The most modern version of "John Ridley" showed me the chives which are supposed to date back to Roman times, and which look like patches of fine grey grass growing on the flat rocks on the hillside below the mile-castle. I should never have found them without help. I pulled some up, and ate some of the tiny onion-like roots with my bread-and-cheese lunch, just to see how they must have tasted to the Roman sentries, who probably ate them on the same spot when they were off duty.

I had finished my sketch of Walltown, and it was still in my painting-case when I was sitting working late one evening on Sewingshields Crags. The case lay on the grass by my side. When it was time to go home, I strapped it up tight as usual. Next morning, when I looked at the sketch, there was a large, round, dry yellow patch spread out over it! A slug had walked into my painting-case, and in strapping it up I had compressed it on the middle of the picture. I removed it carefully with a pen-knife, and every scrap of colour came with it. The (probable) birthplace of the slug and the actual scene of its death are two of the pictures which are not included in this book.

I passed another Wall turret, with only the back wall standing. Just after that came a wide nick, full of trees, alders and hawthorn, still dripping from the recent rain. The sweet smell of wet young bracken greeted me all the time. Before the next nick there are some good bits of Wall, seven or eight courses high.

So up and down went the Wall, and I with it, clinging to the sides of the steepest nicks, with unswerving loyalty to plan! Sometimes its northern face, overhanging the cliffs, presented an unbroken surface of facing-stones for 5 or 6 feet; sometimes there was but a mere mound.

Several of the nicks are little groves of trees. Sheep were grazing everywhere, and rabbits still abounded.

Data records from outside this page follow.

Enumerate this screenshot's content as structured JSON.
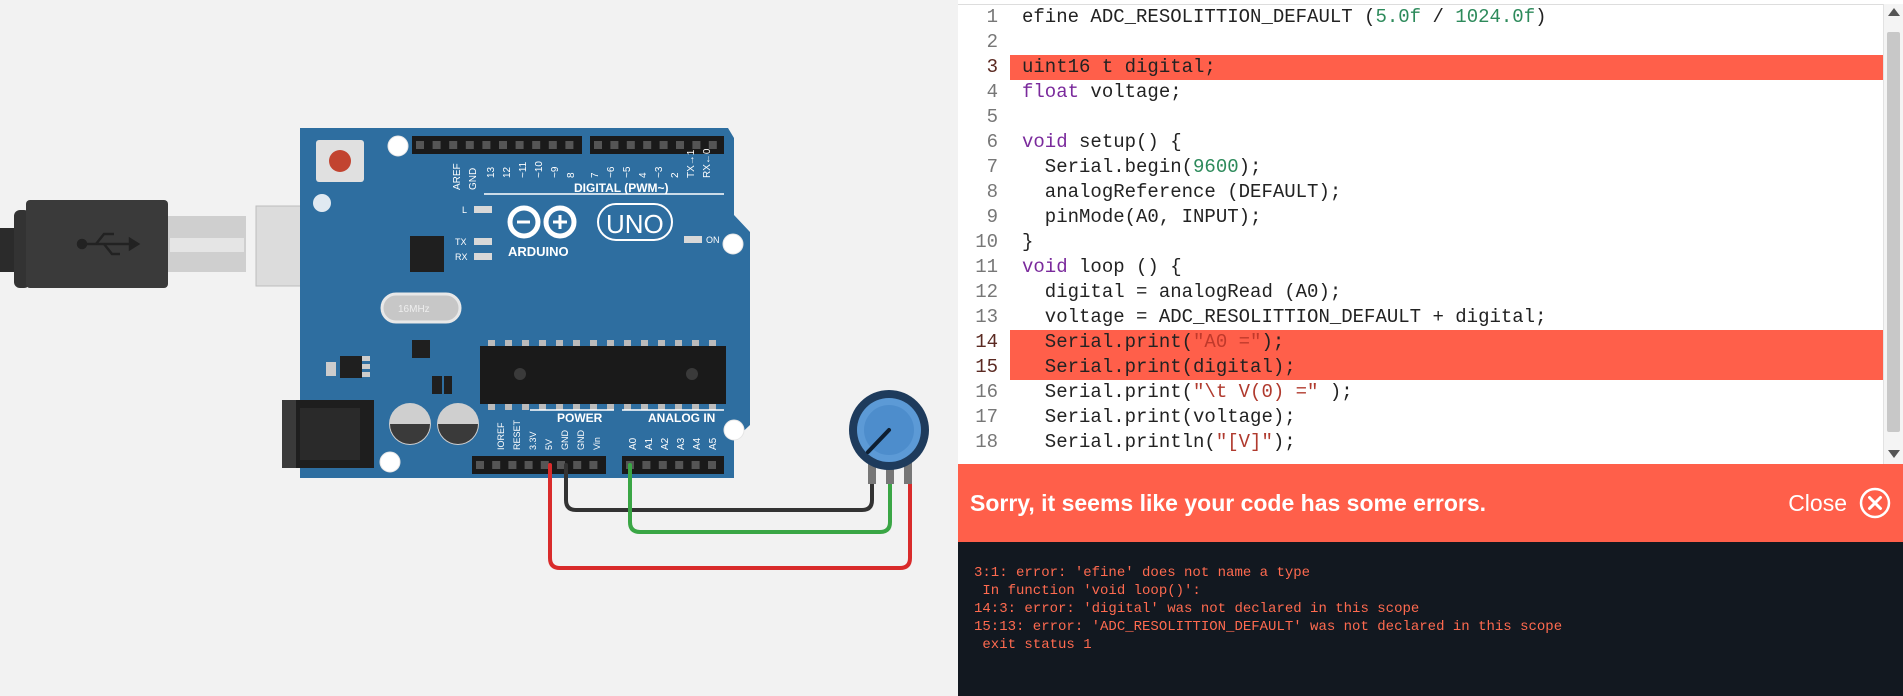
{
  "board": {
    "aref": "AREF",
    "gnd": "GND",
    "pins_top": [
      "13",
      "12",
      "~11",
      "~10",
      "~9",
      "8",
      "7",
      "~6",
      "~5",
      "4",
      "~3",
      "2",
      "TX→1",
      "RX←0"
    ],
    "digital_label": "DIGITAL (PWM~)",
    "led_l": "L",
    "led_tx": "TX",
    "led_rx": "RX",
    "led_on": "ON",
    "brand": "ARDUINO",
    "model": "UNO",
    "crystal": "16MHz",
    "power_label": "POWER",
    "analog_label": "ANALOG IN",
    "power_pins": [
      "IOREF",
      "RESET",
      "3.3V",
      "5V",
      "GND",
      "GND",
      "Vin"
    ],
    "analog_pins": [
      "A0",
      "A1",
      "A2",
      "A3",
      "A4",
      "A5"
    ]
  },
  "colors": {
    "board": "#2e6ea0",
    "wire_red": "#d92b2b",
    "wire_black": "#333333",
    "wire_green": "#3aa645",
    "error": "#ff5f4a",
    "console_bg": "#121820"
  },
  "code": {
    "lines": [
      {
        "n": "1",
        "err": false,
        "parts": [
          {
            "t": "efine ADC_RESOLITTION_DEFAULT ("
          },
          {
            "t": "5.0f",
            "c": "num"
          },
          {
            "t": " / "
          },
          {
            "t": "1024.0f",
            "c": "num"
          },
          {
            "t": ")"
          }
        ]
      },
      {
        "n": "2",
        "err": false,
        "parts": [
          {
            "t": ""
          }
        ]
      },
      {
        "n": "3",
        "err": true,
        "parts": [
          {
            "t": "uint16 t digital;"
          }
        ]
      },
      {
        "n": "4",
        "err": false,
        "parts": [
          {
            "t": "float",
            "c": "kw"
          },
          {
            "t": " voltage;"
          }
        ]
      },
      {
        "n": "5",
        "err": false,
        "parts": [
          {
            "t": ""
          }
        ]
      },
      {
        "n": "6",
        "err": false,
        "parts": [
          {
            "t": "void",
            "c": "kw"
          },
          {
            "t": " setup() {"
          }
        ]
      },
      {
        "n": "7",
        "err": false,
        "parts": [
          {
            "t": "  Serial.begin("
          },
          {
            "t": "9600",
            "c": "num"
          },
          {
            "t": ");"
          }
        ]
      },
      {
        "n": "8",
        "err": false,
        "parts": [
          {
            "t": "  analogReference (DEFAULT);"
          }
        ]
      },
      {
        "n": "9",
        "err": false,
        "parts": [
          {
            "t": "  pinMode(A0, INPUT);"
          }
        ]
      },
      {
        "n": "10",
        "err": false,
        "parts": [
          {
            "t": "}"
          }
        ]
      },
      {
        "n": "11",
        "err": false,
        "parts": [
          {
            "t": "void",
            "c": "kw"
          },
          {
            "t": " loop () {"
          }
        ]
      },
      {
        "n": "12",
        "err": false,
        "parts": [
          {
            "t": "  digital = analogRead (A0);"
          }
        ]
      },
      {
        "n": "13",
        "err": false,
        "parts": [
          {
            "t": "  voltage = ADC_RESOLITTION_DEFAULT + digital;"
          }
        ]
      },
      {
        "n": "14",
        "err": true,
        "parts": [
          {
            "t": "  Serial.print("
          },
          {
            "t": "\"A0 =\"",
            "c": "str"
          },
          {
            "t": ");"
          }
        ]
      },
      {
        "n": "15",
        "err": true,
        "parts": [
          {
            "t": "  Serial.print(digital);"
          }
        ]
      },
      {
        "n": "16",
        "err": false,
        "parts": [
          {
            "t": "  Serial.print("
          },
          {
            "t": "\"\\t V(0) =\"",
            "c": "str"
          },
          {
            "t": " );"
          }
        ]
      },
      {
        "n": "17",
        "err": false,
        "parts": [
          {
            "t": "  Serial.print(voltage);"
          }
        ]
      },
      {
        "n": "18",
        "err": false,
        "parts": [
          {
            "t": "  Serial.println("
          },
          {
            "t": "\"[V]\"",
            "c": "str"
          },
          {
            "t": ");"
          }
        ]
      }
    ]
  },
  "error_banner": {
    "title": "Sorry, it seems like your code has some errors.",
    "close_label": "Close"
  },
  "console": {
    "lines": [
      "3:1: error: 'efine' does not name a type",
      " In function 'void loop()':",
      "14:3: error: 'digital' was not declared in this scope",
      "15:13: error: 'ADC_RESOLITTION_DEFAULT' was not declared in this scope",
      " exit status 1"
    ]
  }
}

You might see them sitting up on the Wall, the evening sun shining through their transparent ears, with a (literally) blood-red glow; or playing all sorts of pranks, apparently without fear of intrusion.

The Wall finally runs straight to the edge of Greenhead Quarry, where an iron fence is placed, to keep the unwary (or too-faithful!) follower of the Wall from tumbling over the cliff, as, alas! the Wall has already done.

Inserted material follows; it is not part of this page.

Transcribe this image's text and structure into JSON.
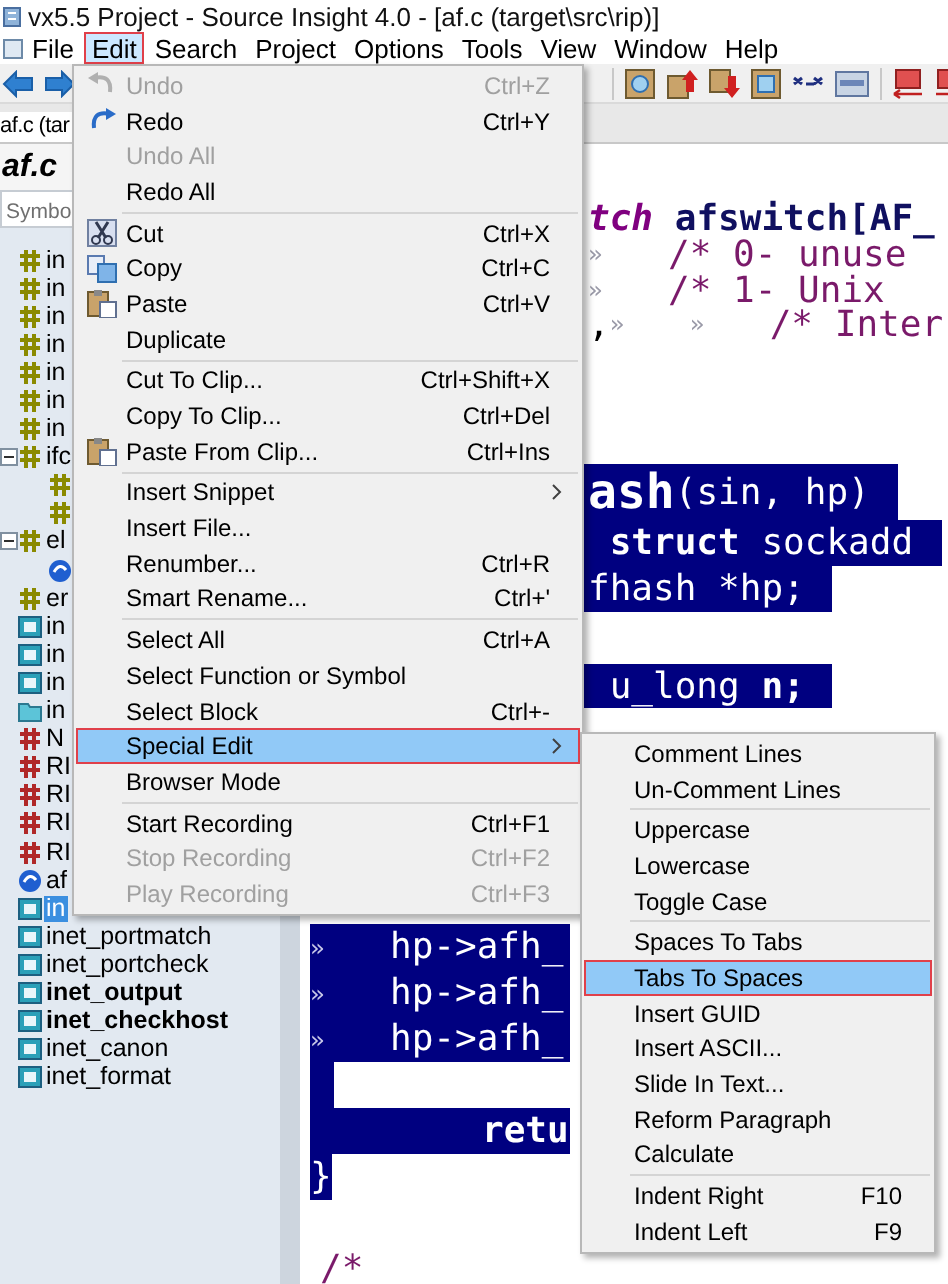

In the 1884 edition of Dr. Bruce's Handbook, there is an interesting picture of a Wall turret standing on the very edge of the quarry. Now it has gone; it has simply been quarried away!

Not only was the rain over, but the sun was sending long level golden rays over the tops of the hills as I came to the quarry; and this was the end of my Wall-walk for the day. They were standing at the door looking out for me when I arrived at the house where I was to spend the night, for I had been delayed by the storm.

I had felt indignant about that Wall turret, but the next day I realized the necessity of forgiving my enemies (in the shape of the Greenhead Quarry Company), for I accepted an invitation to visit the quarry before continuing my walk.